Thanks.  I'll pick one up next time I'm there.


----------



## chartle (Aug 20, 2015)

I prefer the HF tapered reamer thats about a foot away from that deburr tool. Deburs and puts a slight taper in the end


----------



## Skie_M (Aug 20, 2015)

Wildman said:


> Don’t have a current catalog but did look up that Slow Speed Blank Drying System for $59.95.
> 
> An inexpensive beer/soda cooler outfitted with a computer fan and racks and optional small light for heat would work better. Only prep need to do to the blank is scrap wax from the sides.
> 
> ...



That system is actually meant more for spinning the blanks at slow speed to allow the finish to dry evenly without drips or runs.  Now, if you modified your home made drying kiln/rack system to add a small DC motor to run along with the fan and spin an old mandrel mounted on a makeshift spindle inside of there, you'ld have a winner for sure! 

To square my blanks .... I don't have those barrel trimmer thingies ... not yet.  I take my rounded blanks that I've drilled and glued to my sander and I roll them on the table to give me a uniform sanded edge ... I take it right down to the brass tubes.

And, for reaming my brass tubes ... right after I've squared them to the blanks on the sander, I grab an old exacto-knife and I just run the edge of the blade along the inside of the tube.  It takes a small amount of brass right off, leaving a clean edge behind.  If there's any glue that has run inside, I turn the blade to run flat against the inner wall and scrape the glue away.  Since I don't sand the inside of my brass tubes, the glue just peels right off.

I used to use a countersink tool from HFT ... cost me 1 dollar, but as I was always grabbing for the exacto-knife for glue that may have run inside the tube, I just don't bother with it anymore.

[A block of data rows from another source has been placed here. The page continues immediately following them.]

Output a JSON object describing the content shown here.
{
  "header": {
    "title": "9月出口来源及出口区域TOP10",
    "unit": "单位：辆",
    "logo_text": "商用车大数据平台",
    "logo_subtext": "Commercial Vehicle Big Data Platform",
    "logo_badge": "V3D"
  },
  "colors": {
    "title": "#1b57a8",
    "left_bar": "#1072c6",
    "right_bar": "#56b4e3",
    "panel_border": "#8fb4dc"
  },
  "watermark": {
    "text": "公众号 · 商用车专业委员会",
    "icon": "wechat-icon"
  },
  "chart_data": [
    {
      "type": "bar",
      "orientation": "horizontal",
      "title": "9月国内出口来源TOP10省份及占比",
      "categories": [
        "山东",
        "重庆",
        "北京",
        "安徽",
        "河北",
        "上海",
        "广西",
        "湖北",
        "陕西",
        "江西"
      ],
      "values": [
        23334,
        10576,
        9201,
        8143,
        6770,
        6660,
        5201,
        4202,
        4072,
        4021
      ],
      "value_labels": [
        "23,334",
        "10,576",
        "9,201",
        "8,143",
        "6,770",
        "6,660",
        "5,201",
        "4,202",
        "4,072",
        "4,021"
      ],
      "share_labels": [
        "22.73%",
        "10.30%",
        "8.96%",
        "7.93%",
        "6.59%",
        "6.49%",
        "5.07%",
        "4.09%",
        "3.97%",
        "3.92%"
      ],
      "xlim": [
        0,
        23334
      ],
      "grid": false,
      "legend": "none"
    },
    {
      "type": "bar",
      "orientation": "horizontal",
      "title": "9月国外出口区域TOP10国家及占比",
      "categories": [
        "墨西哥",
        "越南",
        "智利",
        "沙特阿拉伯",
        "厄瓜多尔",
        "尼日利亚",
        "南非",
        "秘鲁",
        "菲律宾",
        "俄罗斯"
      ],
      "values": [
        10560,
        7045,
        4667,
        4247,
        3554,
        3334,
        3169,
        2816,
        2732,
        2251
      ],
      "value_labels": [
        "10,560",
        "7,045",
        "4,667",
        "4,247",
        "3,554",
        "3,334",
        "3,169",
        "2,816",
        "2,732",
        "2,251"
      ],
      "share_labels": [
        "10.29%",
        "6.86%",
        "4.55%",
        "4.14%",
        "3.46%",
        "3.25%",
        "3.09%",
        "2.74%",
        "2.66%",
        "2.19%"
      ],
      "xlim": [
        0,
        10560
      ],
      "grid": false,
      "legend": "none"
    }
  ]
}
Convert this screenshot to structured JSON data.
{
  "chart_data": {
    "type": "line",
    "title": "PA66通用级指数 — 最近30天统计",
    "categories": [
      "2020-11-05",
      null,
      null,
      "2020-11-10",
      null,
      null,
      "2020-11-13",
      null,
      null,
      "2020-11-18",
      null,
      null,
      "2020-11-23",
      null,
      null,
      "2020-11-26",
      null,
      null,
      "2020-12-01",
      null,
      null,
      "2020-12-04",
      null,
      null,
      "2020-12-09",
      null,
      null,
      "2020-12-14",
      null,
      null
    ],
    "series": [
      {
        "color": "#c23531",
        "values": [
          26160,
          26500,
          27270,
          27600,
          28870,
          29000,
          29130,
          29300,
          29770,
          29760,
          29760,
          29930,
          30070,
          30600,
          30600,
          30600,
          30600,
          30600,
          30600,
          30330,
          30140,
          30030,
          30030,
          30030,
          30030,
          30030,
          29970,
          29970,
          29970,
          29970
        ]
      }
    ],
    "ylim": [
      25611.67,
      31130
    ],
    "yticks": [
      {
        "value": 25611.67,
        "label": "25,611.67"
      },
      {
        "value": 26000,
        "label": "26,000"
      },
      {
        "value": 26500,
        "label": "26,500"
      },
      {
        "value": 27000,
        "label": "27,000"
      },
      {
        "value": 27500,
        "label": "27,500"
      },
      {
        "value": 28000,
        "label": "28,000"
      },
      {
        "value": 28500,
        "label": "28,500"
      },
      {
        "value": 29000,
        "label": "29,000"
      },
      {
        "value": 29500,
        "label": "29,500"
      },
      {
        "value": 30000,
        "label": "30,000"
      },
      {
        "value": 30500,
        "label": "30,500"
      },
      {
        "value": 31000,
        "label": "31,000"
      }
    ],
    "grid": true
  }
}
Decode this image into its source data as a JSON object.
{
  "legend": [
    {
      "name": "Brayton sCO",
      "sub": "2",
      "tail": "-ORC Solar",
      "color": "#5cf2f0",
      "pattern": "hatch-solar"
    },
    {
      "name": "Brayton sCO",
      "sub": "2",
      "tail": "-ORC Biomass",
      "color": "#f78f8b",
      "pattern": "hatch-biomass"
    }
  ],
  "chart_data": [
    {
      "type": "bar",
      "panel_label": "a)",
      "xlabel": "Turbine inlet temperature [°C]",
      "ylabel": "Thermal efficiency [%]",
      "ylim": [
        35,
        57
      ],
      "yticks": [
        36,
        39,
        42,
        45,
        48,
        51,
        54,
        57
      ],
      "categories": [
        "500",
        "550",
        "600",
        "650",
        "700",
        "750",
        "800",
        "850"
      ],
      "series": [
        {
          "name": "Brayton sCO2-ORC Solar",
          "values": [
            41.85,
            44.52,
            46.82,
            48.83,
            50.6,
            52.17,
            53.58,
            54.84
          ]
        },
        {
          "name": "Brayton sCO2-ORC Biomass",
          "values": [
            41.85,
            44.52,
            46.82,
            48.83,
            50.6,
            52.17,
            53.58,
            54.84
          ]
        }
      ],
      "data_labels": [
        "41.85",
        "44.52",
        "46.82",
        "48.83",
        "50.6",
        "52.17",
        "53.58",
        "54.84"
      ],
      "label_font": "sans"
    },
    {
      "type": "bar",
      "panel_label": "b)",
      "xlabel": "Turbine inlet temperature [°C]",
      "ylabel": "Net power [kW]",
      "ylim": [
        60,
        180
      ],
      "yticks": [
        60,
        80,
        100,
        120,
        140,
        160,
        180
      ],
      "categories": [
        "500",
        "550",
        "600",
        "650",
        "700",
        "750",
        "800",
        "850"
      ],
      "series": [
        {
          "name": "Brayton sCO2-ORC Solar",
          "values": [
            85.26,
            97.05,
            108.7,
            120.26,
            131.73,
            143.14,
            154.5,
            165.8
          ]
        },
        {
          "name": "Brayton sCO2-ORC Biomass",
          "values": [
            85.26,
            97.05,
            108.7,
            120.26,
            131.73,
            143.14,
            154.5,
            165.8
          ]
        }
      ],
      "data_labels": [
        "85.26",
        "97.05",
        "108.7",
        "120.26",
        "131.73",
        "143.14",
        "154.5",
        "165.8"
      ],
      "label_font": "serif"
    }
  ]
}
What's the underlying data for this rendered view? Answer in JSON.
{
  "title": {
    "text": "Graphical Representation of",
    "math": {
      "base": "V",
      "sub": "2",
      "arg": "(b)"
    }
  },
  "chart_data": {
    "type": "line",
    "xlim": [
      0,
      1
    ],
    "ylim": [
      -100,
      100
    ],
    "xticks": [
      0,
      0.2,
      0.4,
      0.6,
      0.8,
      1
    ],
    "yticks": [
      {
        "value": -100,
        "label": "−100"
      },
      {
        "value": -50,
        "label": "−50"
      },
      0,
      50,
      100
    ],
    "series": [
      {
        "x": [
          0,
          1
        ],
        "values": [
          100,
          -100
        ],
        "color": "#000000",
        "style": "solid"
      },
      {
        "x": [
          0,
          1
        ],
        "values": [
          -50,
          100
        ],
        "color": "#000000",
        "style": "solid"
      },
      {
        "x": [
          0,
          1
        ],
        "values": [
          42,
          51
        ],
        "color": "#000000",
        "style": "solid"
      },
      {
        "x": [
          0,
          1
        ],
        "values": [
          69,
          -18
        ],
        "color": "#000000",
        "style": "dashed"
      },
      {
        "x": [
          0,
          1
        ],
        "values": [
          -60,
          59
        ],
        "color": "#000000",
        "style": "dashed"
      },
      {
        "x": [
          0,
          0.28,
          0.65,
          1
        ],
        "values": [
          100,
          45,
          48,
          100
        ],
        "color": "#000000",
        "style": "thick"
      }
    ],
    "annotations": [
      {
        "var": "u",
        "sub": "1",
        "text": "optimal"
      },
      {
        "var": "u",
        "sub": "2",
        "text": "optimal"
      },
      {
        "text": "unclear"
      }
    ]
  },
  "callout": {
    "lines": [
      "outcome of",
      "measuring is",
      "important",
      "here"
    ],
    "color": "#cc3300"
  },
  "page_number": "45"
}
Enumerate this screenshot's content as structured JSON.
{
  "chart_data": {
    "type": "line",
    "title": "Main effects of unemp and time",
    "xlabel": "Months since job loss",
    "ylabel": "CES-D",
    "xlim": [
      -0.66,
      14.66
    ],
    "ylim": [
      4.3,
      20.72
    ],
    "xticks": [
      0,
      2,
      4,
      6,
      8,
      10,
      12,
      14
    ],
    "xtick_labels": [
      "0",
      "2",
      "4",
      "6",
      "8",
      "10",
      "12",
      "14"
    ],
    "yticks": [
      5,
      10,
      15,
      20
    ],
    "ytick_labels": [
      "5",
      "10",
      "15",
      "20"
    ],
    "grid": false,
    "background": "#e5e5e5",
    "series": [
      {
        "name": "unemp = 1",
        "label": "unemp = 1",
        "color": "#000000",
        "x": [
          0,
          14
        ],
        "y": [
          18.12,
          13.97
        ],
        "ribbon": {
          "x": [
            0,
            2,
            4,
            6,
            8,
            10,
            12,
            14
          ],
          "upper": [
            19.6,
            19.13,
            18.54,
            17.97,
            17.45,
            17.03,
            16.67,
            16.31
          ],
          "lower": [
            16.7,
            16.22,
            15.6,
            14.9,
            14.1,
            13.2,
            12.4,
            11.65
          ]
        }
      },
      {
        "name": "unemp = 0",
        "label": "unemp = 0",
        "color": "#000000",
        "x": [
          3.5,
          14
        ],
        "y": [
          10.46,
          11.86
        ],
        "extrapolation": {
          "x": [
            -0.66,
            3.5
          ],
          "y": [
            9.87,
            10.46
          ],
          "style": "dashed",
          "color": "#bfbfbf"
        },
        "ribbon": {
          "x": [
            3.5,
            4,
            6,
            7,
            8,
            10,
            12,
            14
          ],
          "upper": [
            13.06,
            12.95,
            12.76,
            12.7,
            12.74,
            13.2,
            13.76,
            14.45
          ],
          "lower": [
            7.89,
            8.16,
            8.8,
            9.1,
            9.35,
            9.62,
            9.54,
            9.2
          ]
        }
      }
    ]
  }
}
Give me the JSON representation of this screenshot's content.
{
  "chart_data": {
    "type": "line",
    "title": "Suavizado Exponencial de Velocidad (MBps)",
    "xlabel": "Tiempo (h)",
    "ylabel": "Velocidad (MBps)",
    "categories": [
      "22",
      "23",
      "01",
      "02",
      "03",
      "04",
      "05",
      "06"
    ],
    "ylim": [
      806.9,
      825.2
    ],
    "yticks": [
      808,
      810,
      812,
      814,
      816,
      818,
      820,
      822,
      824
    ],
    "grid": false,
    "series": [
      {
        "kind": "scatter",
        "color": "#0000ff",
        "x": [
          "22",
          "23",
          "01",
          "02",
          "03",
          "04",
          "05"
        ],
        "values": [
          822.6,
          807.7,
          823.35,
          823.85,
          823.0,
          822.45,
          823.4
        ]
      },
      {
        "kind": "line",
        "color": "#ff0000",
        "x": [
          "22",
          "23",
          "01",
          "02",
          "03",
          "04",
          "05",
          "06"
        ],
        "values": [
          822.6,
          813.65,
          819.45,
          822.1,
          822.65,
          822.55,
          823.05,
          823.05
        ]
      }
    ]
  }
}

Could I live without all those fancy gadgets and gizmos? sure .... but would I like to have some of them?   I could use the barrel trimmer, it would make that part a lot easier.  I can live without the rest!


----------



## darrin1200 (Aug 20, 2015)

For a slow drying rack, take a quick run by your local thrift store or garage sale. A bbq rottisserie should work just dandy.


----------



## LoneOak (Aug 29, 2015)

For the chamfering tool, I have an old machinists counter sink bit that has a 1/4" shaft.  I turned a handle out of scrap and drilled a hole down the center and 1" in.  The next time I mixed some epoxy I made just a little extra and epoxied the counter sink in the handle.

A couple quick spins on both ends of a blanks tubes and I have that perfect inside edge.


----------